John non sapeva che fare. Si era già sentito così impotente e si era ripromesso che non lo sarebbe stato mai più. Che valore aveva adesso quella promessa? Non era utile a nessuno, distrutto e difettoso come era. Soprattutto a lei.
«Vattene.» Glielo aveva detto.
Alzò lo sguardo verso Jay e Aaron. Annuì impercettibilmente, mentre gli amici lo aiutavano a salire su un taxi.
***
Finalmente se ne erano andati. Mosche fastidiose intorno alla merda, ecco cosa erano. Dalle condizioni del tipo che doveva essere il ragazzo della puttanella, forse sarebbero rimasti lontani abbastanza a lungo per permettergli di agire.
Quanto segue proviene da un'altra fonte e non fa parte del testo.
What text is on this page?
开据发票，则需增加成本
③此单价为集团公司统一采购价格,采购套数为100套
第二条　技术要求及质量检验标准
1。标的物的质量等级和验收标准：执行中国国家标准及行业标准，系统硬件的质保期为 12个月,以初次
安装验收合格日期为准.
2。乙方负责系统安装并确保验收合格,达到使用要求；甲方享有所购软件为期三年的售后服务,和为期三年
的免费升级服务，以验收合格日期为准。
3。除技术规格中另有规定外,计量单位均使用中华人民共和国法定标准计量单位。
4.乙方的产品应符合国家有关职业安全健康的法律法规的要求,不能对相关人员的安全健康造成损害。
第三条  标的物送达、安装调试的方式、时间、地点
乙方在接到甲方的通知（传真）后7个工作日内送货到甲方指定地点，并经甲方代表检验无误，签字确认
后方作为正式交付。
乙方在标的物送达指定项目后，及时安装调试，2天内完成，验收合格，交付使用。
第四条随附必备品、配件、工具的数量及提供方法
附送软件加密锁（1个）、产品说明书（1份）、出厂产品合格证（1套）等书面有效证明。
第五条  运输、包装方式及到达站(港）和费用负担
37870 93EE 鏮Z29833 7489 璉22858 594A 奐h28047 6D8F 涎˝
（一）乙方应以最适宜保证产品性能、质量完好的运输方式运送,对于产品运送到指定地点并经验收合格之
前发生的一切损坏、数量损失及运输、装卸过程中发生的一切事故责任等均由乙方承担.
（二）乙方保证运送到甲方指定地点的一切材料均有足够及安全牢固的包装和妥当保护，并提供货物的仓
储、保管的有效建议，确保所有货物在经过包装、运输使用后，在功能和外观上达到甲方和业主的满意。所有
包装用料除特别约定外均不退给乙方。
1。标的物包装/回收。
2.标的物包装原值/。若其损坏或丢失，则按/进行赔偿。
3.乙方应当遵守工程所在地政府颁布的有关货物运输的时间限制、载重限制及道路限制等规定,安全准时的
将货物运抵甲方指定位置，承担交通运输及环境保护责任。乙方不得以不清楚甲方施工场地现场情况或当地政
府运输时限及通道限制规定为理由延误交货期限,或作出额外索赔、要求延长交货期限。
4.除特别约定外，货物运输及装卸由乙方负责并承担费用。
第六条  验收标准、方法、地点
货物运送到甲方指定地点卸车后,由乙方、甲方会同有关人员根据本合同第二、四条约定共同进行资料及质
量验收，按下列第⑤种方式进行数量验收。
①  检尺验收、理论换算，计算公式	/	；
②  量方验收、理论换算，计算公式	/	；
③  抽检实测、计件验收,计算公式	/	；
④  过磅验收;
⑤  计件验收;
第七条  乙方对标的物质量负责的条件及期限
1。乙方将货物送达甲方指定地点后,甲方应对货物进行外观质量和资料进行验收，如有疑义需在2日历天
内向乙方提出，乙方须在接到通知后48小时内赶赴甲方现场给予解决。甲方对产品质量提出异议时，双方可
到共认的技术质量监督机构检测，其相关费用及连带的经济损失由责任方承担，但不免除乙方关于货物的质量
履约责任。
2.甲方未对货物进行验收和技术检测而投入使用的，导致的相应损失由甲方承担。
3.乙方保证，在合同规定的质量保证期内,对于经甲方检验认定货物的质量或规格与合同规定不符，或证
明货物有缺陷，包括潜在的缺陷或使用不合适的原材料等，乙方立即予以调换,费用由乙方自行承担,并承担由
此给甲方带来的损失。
Nell'ultima settimana la sua vita era andata ufficialmente a puttane. Sergej lo aveva minacciato che lo avrebbe fatto mutilare nelle parti che contavano per avere figli se si fosse avvicinato ancora. E aveva aggiunto sbraitando che gli stava facendo una cortesia a buttarlo fuori dai Ghost, considerando che gli altri volevano eliminare il problema alla radice. Ammazzarlo, insomma. Pierre aveva bisogno di un'assicurazione per rientrare nelle loro grazie. O quantomeno per non farsi ammazzare, appunto. E la puttanella era tutto ciò che gli era venuto in mente come leva di scambio. Dopotutto avevano insistito perché non le venisse torto un capello. Doveva pur avere un qualche valore ai piani alti, no?
Sapeva che la polizia gli stava attaccata al culo, pertanto aveva una finestra davvero piccola per agire. Il giorno dopo il tizio e i suoi due amici non si erano presentati. Decise che avrebbe agito la sera successiva.